When the Dallas Cowboys traded down from pick 20 to help the Philadelphia Eagles select Makai Lemon, they may have made a decision they will regret for years. NFL analysts and beat writers have been increasingly direct in saying so.
The Trade Details
Dallas received picks 23, 114, and 137 in exchange for the 20th pick and a seventh-rounder. The Cowboys got quantity. The Eagles got their guy. On draft weekend, the Cowboys' move was viewed as a sensible value play (three picks for one, plus the seventh-rounder swap). With the benefit of hindsight, the trade looks different.

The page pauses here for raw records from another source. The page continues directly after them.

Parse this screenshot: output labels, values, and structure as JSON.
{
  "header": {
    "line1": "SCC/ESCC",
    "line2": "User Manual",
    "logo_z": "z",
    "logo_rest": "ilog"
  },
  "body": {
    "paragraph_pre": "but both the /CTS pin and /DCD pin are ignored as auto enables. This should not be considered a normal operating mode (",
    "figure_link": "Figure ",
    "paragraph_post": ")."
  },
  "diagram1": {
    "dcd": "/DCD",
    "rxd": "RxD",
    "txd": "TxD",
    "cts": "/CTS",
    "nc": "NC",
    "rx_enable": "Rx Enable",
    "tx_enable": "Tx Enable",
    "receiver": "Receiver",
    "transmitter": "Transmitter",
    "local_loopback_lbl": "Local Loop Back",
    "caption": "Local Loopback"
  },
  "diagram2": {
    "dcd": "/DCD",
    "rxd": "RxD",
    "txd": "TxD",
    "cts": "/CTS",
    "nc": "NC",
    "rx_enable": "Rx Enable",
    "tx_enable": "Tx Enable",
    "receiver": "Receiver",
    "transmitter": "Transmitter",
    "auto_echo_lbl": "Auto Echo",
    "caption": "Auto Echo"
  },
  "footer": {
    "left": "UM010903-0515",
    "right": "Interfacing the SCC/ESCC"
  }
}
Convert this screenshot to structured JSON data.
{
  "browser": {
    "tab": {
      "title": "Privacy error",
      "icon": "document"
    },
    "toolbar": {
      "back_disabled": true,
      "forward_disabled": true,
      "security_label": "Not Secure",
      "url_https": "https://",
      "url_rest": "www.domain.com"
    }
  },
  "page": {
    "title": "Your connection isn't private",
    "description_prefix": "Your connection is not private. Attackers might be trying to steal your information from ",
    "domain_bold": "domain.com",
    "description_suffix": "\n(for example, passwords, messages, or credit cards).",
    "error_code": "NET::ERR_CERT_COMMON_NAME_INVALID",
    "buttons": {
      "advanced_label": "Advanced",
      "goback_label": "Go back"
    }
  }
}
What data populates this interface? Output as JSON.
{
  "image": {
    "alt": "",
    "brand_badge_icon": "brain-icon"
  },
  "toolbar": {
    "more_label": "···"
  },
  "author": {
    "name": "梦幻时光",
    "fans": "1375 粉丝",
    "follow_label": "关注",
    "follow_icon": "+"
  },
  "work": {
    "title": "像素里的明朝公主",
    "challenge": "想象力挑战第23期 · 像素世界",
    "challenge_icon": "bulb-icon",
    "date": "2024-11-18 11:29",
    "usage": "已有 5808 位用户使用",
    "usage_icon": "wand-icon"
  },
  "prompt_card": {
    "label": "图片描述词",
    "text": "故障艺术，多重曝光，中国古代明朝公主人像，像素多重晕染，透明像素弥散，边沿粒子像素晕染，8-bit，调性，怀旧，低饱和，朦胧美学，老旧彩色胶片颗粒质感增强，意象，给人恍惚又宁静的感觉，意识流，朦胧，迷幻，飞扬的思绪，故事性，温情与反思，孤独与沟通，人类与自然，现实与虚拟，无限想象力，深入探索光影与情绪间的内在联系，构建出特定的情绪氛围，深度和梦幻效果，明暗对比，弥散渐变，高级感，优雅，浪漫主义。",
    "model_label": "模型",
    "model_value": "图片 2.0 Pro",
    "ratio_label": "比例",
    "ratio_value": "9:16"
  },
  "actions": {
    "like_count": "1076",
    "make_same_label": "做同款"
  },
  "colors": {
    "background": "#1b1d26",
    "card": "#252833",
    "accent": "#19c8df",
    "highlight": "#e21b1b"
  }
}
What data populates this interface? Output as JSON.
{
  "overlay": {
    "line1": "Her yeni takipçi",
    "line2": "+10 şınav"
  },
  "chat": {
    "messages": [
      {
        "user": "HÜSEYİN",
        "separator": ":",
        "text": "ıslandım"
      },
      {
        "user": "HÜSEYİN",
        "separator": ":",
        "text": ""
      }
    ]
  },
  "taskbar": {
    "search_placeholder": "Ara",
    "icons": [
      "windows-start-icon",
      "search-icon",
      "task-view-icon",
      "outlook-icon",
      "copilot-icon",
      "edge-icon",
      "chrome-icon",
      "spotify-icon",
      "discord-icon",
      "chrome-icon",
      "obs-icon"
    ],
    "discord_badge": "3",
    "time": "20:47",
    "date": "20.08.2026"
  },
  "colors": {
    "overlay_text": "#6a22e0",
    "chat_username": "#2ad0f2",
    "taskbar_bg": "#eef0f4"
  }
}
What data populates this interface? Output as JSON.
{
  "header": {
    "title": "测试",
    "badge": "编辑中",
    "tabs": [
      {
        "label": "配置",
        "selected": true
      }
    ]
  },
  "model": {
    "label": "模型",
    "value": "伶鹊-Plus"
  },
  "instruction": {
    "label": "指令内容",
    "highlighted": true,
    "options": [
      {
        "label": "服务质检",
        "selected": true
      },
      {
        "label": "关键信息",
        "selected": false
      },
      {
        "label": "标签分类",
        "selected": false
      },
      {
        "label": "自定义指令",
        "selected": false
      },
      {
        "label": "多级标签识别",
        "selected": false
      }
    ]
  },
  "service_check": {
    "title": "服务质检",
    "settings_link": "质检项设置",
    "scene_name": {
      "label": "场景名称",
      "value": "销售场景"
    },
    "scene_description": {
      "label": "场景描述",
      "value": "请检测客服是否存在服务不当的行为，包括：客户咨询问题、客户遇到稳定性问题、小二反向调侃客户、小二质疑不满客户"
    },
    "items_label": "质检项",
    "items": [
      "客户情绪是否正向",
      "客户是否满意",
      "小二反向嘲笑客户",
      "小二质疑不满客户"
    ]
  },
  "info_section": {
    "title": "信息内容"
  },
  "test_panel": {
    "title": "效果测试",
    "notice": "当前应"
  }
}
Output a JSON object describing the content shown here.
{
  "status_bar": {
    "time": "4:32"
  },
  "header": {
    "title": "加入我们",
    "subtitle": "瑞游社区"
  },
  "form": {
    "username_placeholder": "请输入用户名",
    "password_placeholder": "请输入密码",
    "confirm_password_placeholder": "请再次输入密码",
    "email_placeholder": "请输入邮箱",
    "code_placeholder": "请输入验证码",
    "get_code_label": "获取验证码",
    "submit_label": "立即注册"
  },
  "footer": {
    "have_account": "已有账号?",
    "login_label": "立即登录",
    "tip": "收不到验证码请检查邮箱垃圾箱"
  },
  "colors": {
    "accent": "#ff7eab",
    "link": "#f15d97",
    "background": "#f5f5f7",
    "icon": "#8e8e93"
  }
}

Lemon was the Biletnikoff Award winner as the most outstanding receiver in college football for the 2025 season. He arrived in Philadelphia as a complete receiver: route running, hands, separation, yards after catch, blocking, attitude. The Eagles believed they were getting a Day 1 contributor. Lemon's rookie minicamp performance reinforced that view.
Analysts Sound Off
Writers at Bleeding Green Nation praised the Lemon selection, noting he addresses the offense's desperate need for slot production and yards-after-catch creativity. That is precisely what DeVonta Smith's skill set does not provide. Smith is an elite outside receiver and route technician, but he is not built to win consistently in the short-area game. Lemon is.
Multiple national draft analysts, including those at ESPN and The Athletic, had Lemon rated as a first-round talent who could go as high as the top 15. Watching him fall to pick 20 was a surprise. Watching the Cowboys trade him to a division rival was a gift Howie Roseman was happy to accept.
Why the Fit Is So Good for the Eagles
Three things make Lemon a particularly strong fit in Philadelphia:
- The offense needs a slot. The Eagles run a lot of bunch and stack formations, and the slot receiver gets clean releases that produce easy completions. Britain Covey has filled that role at times, but Covey is a true short-area specialist. Lemon brings vertical threat in addition to underneath production.
- The room has a mentor. DeVonta Smith is one of the most prepared receivers in the league. Lemon will absorb the daily routine that turns talented rookies into pros.
- The A.J. Brown timing. With the long-rumored Brown trade likely closing on or before June 1, the WR2 reps will be open. Lemon walks into a situation with a clearer snap path than most first-round rookies enjoy.
A Division Rival Gets Better
What makes this worse for Dallas? They will see Lemon twice a year for the duration of his rookie contract. Every catch, every touchdown, every YAC-fueled drive against the Cowboys will be a reminder of what they let slip away. The NFC East rivalry is one of the oldest and most heated in football. Adding a Pro Bowl-caliber receiver to the Eagles' roster (one that Dallas had the opportunity to draft themselves) is the kind of moment that compounds over time.
The Eagles have a long history of maximizing receiver talent. DeVonta Smith blossomed in the Sirianni system. A.J. Brown became a perennial Pro Bowler after his arrival from Tennessee. Hollywood Brown is on a prove-it deal to reclaim his career. Lemon fits the mold of receivers who walk in talented and walk out elite.
The Cowboys' Side
To be fair to Dallas, trading down to acquire extra picks is a defensible draft-board strategy. The three picks they received in exchange (23, 114, 137) addressed multiple positions of need. If two of those three players become starters, the trade may still grade out as a win for Dallas in the broader picture.
But if Lemon becomes the kind of receiver the Eagles believe he can become, no amount of compensation will make this trade look good from Dallas's side. The NFL has a long history of trade-down deals that produce regret, and this one has the early signals of joining that list.
The Bottom Line
Makai Lemon is in Philadelphia. He is going to play meaningful snaps in 2026. He is going to develop alongside DeVonta Smith and the rest of an evolving receiver room. And he is going to face the Dallas Cowboys twice a year for at least the next four years.
If the analysts are right, Dallas will regret making that phone call on draft weekend. The Eagles will not.